強い負担が長く続き、休んでも回復しない状態や、安全や健康が損なわれる状況では、個人の工夫だけで耐え続ける必要はありません。職場の相談窓口、信頼できる人、必要に応じた専門的な支援へつなぐことも、自分の立場と限界を弁える行動です。

外の厳しさを認識しながら、内側に応答を選べる余白を残す。その歩幅が、仕事と生活の双方を長く支えます。

今日から整えたい5つのこと

  1. 話す前に立場を確認する
    難しい相手に伝えたいことがある場合は、相手の権限、自分の責任、今回の目的を一度整理してみます。礼とは黙ることではなく、届く順序で言葉を運ぶことです。
  2. 即答せず、事実を分ける
    強い指摘や予想外の依頼を受けたときは、その場ですべてを決めず、事実、相手の要望、自分の感情を切り分けます。兌の余白を保つことで、反発や迎合ではない返答を選びやすくなります。
  3. 一歩の大きさを小さくする
    転職や独立、大きな決断に迷うときは、結論を急ぐ代わりに、情報収集、試算、相談など、今日できる準備を一つ選びます。「履」は無謀な跳躍ではなく、足場を確かめた一歩を重ねる卦です。
  4. 親しい相手との境界を見直す
    好意や親しさを理由に、相手の時間や領域へ踏み込みすぎていないかを確認します。同時に、自分だけが我慢していないかも見ておくことが、対等な礼につながります。
  5. 余力から判断する
    お金や仕事の予定を決めるときは、期待する成果より先に、自分が引き受けられる負担を確認します。資金、時間、体力の余白を残すことは、歩みを続けるための間合いです。

まとめ

「履」は、虎の尾を踏むような緊張感のある局面で、自分がどのように歩むかを示す卦です。

卦辞の「虎の尾を履む。人を咥わず。亨る」が伝えるのは、危うさが消えるということではありません。相手の力や状況の厳しさを認識したうえで、礼にかなった歩みを保つことに、通る道があるということです。

その背景には、上に乾、下に兌を配した卦象があります。

乾は剛健さや権威を表し、兌は和悦や柔らかな応答を表します。強い力に接するとき、恐れから固まるのでも、反発して力を競うのでもなく、相手と自分の位置を見極めながら応答する。これが「柔が剛を履む」という構造です。

また、大象の「上下を弁じ、民志を定む」は、立場、責任、権限、領域の境界を明らかにする大切さを示します。
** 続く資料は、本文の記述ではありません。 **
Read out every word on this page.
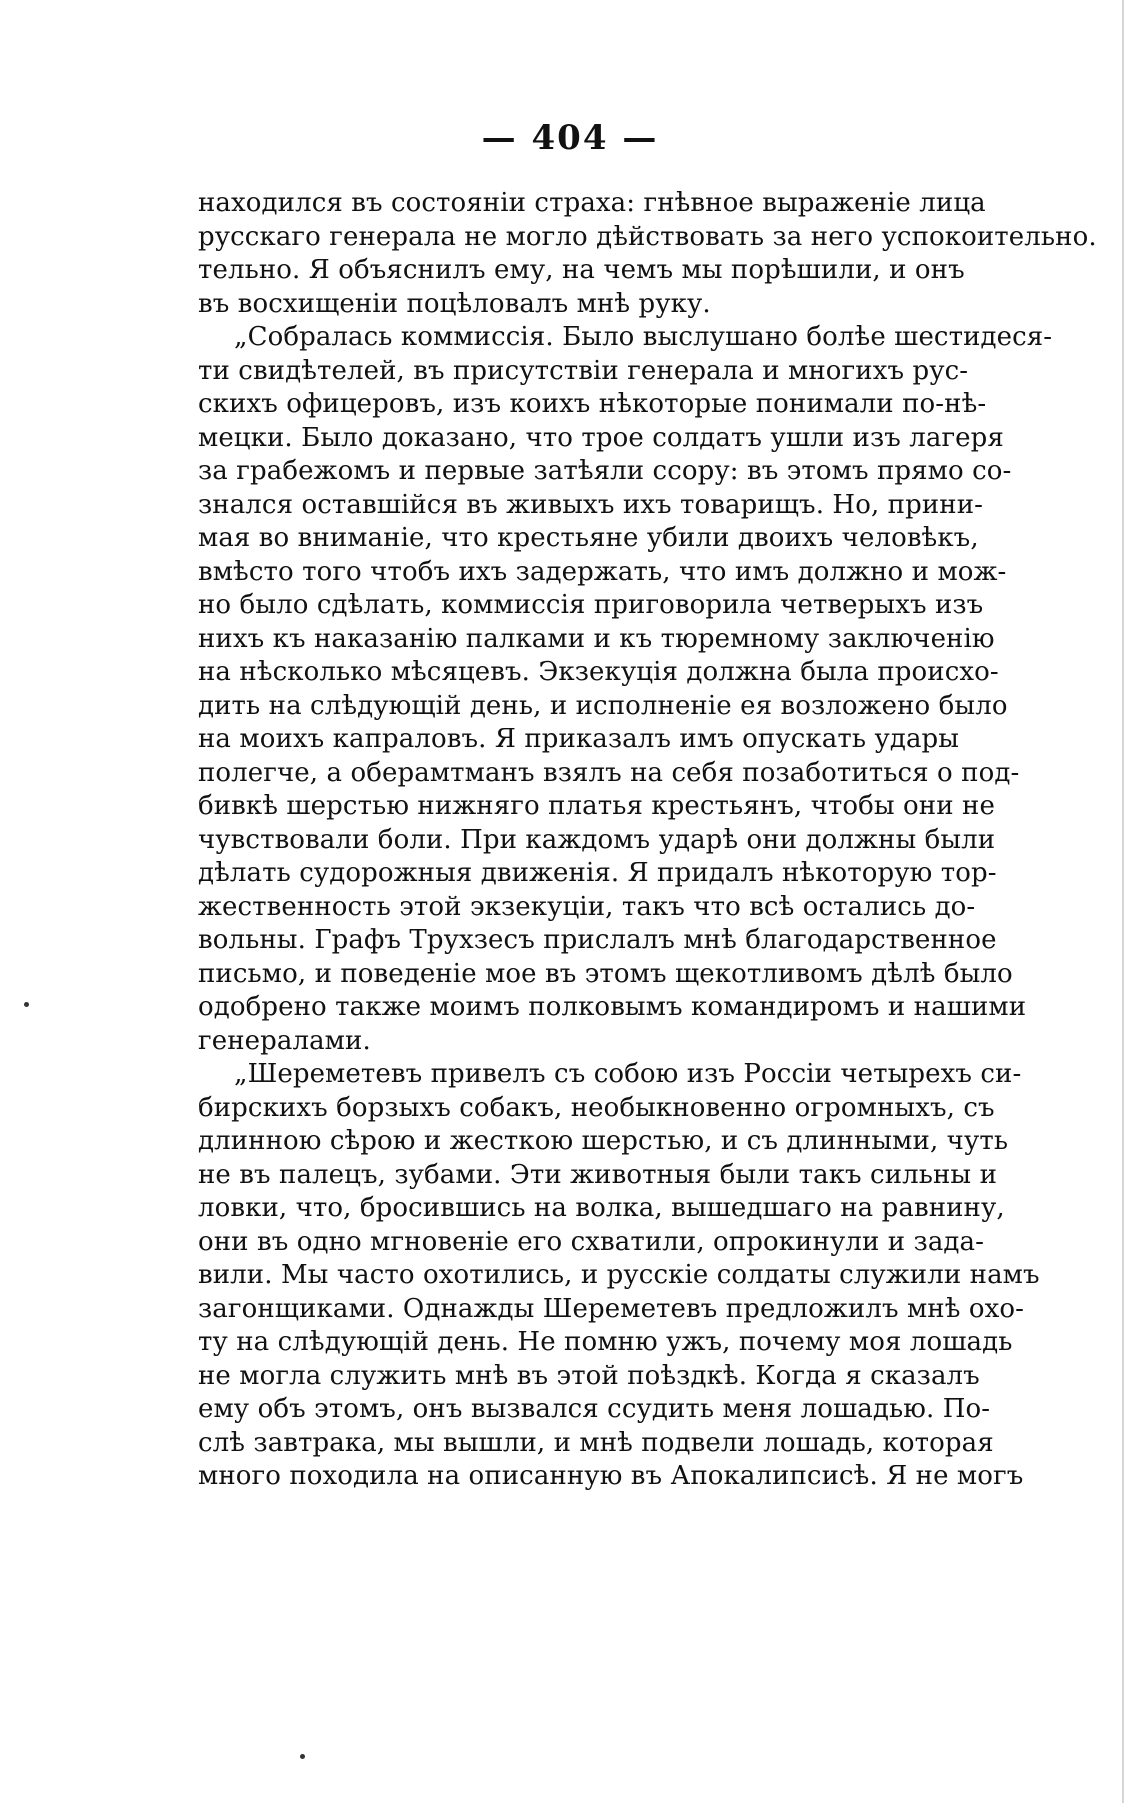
— 404 —
находился въ состояніи страха: гнѣвное выраженіе лица
русскаго генерала не могло дѣйствовать за него успокоительно.
тельно. Я объяснилъ ему, на чемъ мы порѣшили, и онъ
въ восхищеніи поцѣловалъ мнѣ руку.
„Собралась коммиссія. Было выслушано болѣе шестидеся-
ти свидѣтелей, въ присутствіи генерала и многихъ рус-
скихъ офицеровъ, изъ коихъ нѣкоторые понимали по-нѣ-
мецки. Было доказано, что трое солдатъ ушли изъ лагеря
за грабежомъ и первые затѣяли ссору: въ этомъ прямо со-
знался оставшійся въ живыхъ ихъ товарищъ. Но, прини-
мая во вниманіе, что крестьяне убили двоихъ человѣкъ,
вмѣсто того чтобъ ихъ задержать, что имъ должно и мож-
но было сдѣлать, коммиссія приговорила четверыхъ изъ
нихъ къ наказанію палками и къ тюремному заключенію
на нѣсколько мѣсяцевъ. Экзекуція должна была происхо-
дить на слѣдующій день, и исполненіе ея возложено было
на моихъ капраловъ. Я приказалъ имъ опускать удары
полегче, а оберамтманъ взялъ на себя позаботиться о под-
бивкѣ шерстью нижняго платья крестьянъ, чтобы они не
чувствовали боли. При каждомъ ударѣ они должны были
дѣлать судорожныя движенія. Я придалъ нѣкоторую тор-
жественность этой экзекуціи, такъ что всѣ остались до-
вольны. Графъ Трухзесъ прислалъ мнѣ благодарственное
письмо, и поведеніе мое въ этомъ щекотливомъ дѣлѣ было
одобрено также моимъ полковымъ командиромъ и нашими
генералами.
„Шереметевъ привелъ съ собою изъ Россіи четырехъ си-
бирскихъ борзыхъ собакъ, необыкновенно огромныхъ, съ
длинною сѣрою и жесткою шерстью, и съ длинными, чуть
не въ палецъ, зубами. Эти животныя были такъ сильны и
ловки, что, бросившись на волка, вышедшаго на равнину,
они въ одно мгновеніе его схватили, опрокинули и зада-
вили. Мы часто охотились, и русскіе солдаты служили намъ
загонщиками. Однажды Шереметевъ предложилъ мнѣ охо-
ту на слѣдующій день. Не помню ужъ, почему моя лошадь
не могла служить мнѣ въ этой поѣздкѣ. Когда я сказалъ
ему объ этомъ, онъ вызвался ссудить меня лошадью. По-
слѣ завтрака, мы вышли, и мнѣ подвели лошадь, которая
много походила на описанную въ Апокалипсисѣ. Я не могъ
境界があるからこそ、必要なことを伝え、自分の役割を果たしながら、相手の領域も尊重できます。

不変卦としての「履」が焦点を当てるのは、これから何が起こるかではなく、今の状況に対して、自分がどのような姿勢を繰り返し選ぶかです。

相手が変わるのを待たなくても、すべての不安がなくならなくても、自分の距離、言葉、判断の順序は見直せます。

今日、緊張を感じる相手や課題があるなら、すぐに大きな答えを出す必要はありません。

まずは、自分がどこに立ち、何を担い、次の一歩でどこまで踏み込むのかを確認してみてください。

礼は、自分を小さくするためのものではありません。危うい場所でも、自分と相手の双方を見失わずに歩くための、静かな支えです。